Baron receives the Dr. Haren Gandhi Research and Innovation Award. (Image courtesy of Elizabeth Baron.)

Things then really started to change for Baron. She was finally getting recognition for what she had been working on all those years. In 2014, she was awarded the highest individual technical award in Ford Motor Company, the Dr. Haren Gandhi Research and Innovation Award, honoring her career in immersive visualization and technical leadership.

“At that time, the award had only been received by a handful of people. I was the first woman to receive it, and the first person outside of the research community,” she said. “I would say that this is my greatest achievement because it is tied up with overcoming the biggest obstacle of my career —working for so many years to get leadership to believe in the value of immersive realities as a cross-functional communication paradigm.”

No longer having to lay low, she was eventually given a budget. In January 2015, she became Ford’s immersive realities technical specialist, a position she held until she left the company in December 2018. As the global lead for immersive realities, she and her team developed multiple immersive realities using AR/VR/MR.

During her career at Ford, Baron also had four children. With a busy work life, she and her husband made the decision that he’d be a stay-at-home dad while their children grew up.

“There was an assumption that I was part of a dual income household. My belief is that there is a bias that a woman’s income is often the spare income,” she said. “I don’t think that there was necessarily equity for me especially in terms of pay and promotion compared to a man doing the same job. I also do believe that is part of what women do—we keep our heads down and do a good job. So, I don’t think I was always a good advocate for myself when it came right down to it.”

She hopes this may soon change. Even during the time she was at Ford, more women were being employed in technical and engineering roles, as well as leadership roles.

“In my last five years at Ford, I even worked for a woman and for over a decade employed women on my team, so that is progress,” she said.

In her own way, Baron has tried to recruit more women into engineering and get them interested in immersive technologies by volunteering for science, technology, engineering, art and math (STEAM) projects with students, as well as seeking out opportunities at universities. In particular, she mentors for University of Michigan’s Women in Science and Engineering (WISE) Program.

At the end of 2018, she decided to leave Ford to set up her own company, Immersionary Enterprises, in Saline, Mich.

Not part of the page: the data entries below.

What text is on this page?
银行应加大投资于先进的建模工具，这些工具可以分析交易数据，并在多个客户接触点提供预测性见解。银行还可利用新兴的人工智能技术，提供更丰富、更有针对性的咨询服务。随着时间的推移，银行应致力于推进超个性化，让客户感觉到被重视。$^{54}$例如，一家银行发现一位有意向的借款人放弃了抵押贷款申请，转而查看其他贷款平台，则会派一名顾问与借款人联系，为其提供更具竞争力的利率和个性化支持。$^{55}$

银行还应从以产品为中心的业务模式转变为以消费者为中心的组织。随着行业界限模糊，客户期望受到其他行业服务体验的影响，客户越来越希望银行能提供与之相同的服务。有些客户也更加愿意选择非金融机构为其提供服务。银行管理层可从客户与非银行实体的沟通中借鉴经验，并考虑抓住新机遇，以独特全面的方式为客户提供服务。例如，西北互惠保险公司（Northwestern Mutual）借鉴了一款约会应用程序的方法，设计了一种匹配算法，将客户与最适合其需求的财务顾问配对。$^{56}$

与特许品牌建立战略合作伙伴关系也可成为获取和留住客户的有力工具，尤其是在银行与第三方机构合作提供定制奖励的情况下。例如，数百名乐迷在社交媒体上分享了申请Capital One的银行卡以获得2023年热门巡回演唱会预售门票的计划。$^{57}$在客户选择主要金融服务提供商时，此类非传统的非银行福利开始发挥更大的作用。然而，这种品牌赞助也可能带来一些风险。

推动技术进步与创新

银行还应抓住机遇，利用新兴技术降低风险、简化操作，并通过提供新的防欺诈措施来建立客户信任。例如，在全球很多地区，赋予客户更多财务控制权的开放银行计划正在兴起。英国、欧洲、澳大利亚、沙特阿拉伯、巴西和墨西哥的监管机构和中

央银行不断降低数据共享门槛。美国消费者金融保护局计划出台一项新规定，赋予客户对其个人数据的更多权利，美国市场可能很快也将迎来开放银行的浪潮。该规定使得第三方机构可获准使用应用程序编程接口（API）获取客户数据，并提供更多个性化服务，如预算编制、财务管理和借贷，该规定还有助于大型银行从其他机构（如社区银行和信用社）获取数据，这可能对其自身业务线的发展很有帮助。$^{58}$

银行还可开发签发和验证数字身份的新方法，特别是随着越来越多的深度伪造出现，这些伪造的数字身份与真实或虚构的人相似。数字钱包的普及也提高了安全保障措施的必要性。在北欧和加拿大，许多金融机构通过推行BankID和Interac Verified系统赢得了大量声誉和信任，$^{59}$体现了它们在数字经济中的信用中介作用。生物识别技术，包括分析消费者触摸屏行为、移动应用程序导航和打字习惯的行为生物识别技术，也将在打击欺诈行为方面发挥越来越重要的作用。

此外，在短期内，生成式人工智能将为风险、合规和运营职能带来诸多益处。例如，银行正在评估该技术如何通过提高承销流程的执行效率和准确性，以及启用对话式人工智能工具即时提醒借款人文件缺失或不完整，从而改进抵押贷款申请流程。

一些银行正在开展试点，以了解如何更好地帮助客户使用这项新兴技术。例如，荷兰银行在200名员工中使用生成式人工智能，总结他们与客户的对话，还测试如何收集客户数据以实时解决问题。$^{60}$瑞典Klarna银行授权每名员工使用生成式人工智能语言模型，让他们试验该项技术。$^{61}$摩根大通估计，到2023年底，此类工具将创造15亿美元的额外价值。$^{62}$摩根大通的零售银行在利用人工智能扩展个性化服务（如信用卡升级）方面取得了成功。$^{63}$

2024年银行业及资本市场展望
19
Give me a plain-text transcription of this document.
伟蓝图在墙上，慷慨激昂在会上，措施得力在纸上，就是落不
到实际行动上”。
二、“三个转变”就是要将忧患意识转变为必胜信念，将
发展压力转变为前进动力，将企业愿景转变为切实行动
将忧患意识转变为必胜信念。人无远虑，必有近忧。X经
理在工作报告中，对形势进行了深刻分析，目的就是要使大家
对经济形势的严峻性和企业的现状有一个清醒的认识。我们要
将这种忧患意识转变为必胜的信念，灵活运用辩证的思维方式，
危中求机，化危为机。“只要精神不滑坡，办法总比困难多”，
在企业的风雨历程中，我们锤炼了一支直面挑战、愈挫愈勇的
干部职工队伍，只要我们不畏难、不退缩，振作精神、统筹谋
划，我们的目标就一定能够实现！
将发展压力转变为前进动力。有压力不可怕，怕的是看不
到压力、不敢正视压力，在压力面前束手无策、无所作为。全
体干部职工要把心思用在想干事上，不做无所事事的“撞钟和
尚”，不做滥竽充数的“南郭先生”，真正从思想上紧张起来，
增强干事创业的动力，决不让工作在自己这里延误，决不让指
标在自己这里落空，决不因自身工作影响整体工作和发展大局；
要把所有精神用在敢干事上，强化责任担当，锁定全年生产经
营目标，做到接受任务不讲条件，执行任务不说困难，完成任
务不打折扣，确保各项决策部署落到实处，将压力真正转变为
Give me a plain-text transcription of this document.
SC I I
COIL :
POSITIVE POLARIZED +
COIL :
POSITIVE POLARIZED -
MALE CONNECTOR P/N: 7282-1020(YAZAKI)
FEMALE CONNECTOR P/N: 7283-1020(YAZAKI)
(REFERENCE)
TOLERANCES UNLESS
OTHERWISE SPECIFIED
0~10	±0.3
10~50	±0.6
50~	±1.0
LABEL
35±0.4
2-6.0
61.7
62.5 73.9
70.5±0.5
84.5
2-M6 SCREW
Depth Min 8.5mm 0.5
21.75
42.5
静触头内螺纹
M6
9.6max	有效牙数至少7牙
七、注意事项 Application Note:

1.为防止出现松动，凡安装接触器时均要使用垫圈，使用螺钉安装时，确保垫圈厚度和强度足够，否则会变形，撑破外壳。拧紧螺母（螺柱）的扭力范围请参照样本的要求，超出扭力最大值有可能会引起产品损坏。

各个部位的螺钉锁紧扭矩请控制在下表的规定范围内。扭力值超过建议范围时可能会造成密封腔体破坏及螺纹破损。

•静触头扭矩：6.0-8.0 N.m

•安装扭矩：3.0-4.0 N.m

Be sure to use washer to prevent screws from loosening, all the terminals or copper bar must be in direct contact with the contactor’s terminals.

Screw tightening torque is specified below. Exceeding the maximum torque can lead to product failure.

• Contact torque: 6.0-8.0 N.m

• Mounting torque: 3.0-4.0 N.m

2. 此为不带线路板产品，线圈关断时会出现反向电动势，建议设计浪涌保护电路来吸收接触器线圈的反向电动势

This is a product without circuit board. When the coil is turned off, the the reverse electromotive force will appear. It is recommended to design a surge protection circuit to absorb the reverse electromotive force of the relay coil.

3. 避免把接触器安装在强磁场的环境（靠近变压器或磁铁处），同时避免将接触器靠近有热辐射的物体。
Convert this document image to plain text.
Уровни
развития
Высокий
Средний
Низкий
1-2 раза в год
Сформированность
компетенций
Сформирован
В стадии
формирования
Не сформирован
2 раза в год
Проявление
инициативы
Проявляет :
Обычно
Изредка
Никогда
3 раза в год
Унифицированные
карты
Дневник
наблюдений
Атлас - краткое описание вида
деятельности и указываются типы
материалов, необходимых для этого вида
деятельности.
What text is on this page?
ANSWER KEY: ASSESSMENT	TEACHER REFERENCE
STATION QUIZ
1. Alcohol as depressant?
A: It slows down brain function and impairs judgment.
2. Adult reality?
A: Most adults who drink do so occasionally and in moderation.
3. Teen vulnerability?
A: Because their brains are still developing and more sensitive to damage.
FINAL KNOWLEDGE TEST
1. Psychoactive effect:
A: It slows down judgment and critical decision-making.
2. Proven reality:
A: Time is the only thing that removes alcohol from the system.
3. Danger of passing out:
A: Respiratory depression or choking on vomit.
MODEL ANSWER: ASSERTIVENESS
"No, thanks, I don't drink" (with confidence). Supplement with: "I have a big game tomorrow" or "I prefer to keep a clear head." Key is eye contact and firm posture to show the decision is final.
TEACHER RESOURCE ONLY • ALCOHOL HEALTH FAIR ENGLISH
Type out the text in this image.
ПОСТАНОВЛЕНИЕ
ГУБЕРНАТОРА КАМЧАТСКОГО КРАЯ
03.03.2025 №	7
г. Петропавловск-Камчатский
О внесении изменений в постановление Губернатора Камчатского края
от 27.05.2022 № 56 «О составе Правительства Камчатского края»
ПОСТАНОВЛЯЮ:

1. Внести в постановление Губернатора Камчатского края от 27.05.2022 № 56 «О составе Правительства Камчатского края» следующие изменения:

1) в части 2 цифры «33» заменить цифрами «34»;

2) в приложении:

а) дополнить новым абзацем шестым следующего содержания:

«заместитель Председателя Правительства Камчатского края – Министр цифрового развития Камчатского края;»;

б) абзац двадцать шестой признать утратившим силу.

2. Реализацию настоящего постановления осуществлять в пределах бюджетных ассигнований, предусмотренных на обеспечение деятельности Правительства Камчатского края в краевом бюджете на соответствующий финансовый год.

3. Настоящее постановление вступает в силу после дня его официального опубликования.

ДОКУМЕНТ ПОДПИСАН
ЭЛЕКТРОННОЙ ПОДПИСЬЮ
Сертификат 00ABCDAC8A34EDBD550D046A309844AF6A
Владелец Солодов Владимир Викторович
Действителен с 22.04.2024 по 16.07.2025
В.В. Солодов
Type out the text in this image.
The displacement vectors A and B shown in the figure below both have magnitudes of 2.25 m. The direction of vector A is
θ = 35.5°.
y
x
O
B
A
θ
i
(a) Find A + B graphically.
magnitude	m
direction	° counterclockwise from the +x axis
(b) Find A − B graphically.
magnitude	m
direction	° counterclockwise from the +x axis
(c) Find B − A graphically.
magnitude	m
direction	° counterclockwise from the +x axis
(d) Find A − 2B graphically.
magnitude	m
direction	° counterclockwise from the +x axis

“The goal with my business is to bring immersive reality solutions for cross-functional communication as enterprises work through their product development and manufacturing processes,” she said. “It sounds like a lot, but it’s basically taking all of the information a company has about a product and seeing it holistically through the immersive environment.

“For instance, in automotive design it would be taking things like the ergonomics, the user experience, the analytics, the manufacturing process and the design and melding it together and then experiencing it all in context,” she explains.

Having spent her career immersed in immersive reality, she believes that there are very exciting developments on the horizon, especially in terms of the increased integration between the extended realities of AR/VR/MR and artificial intelligence (AI).

For all the insight that technology can give us, Baron strongly feels that we should take time to appreciate the world around us. Having literally not felt a part of the world for most of her life—with stereo blindness making her feel as though she was watching the world go by her rather than feeling a part of it—she says that we should once in a while take the opportunity to look in wonder as we immerse ourselves in the beauty of our own current reality.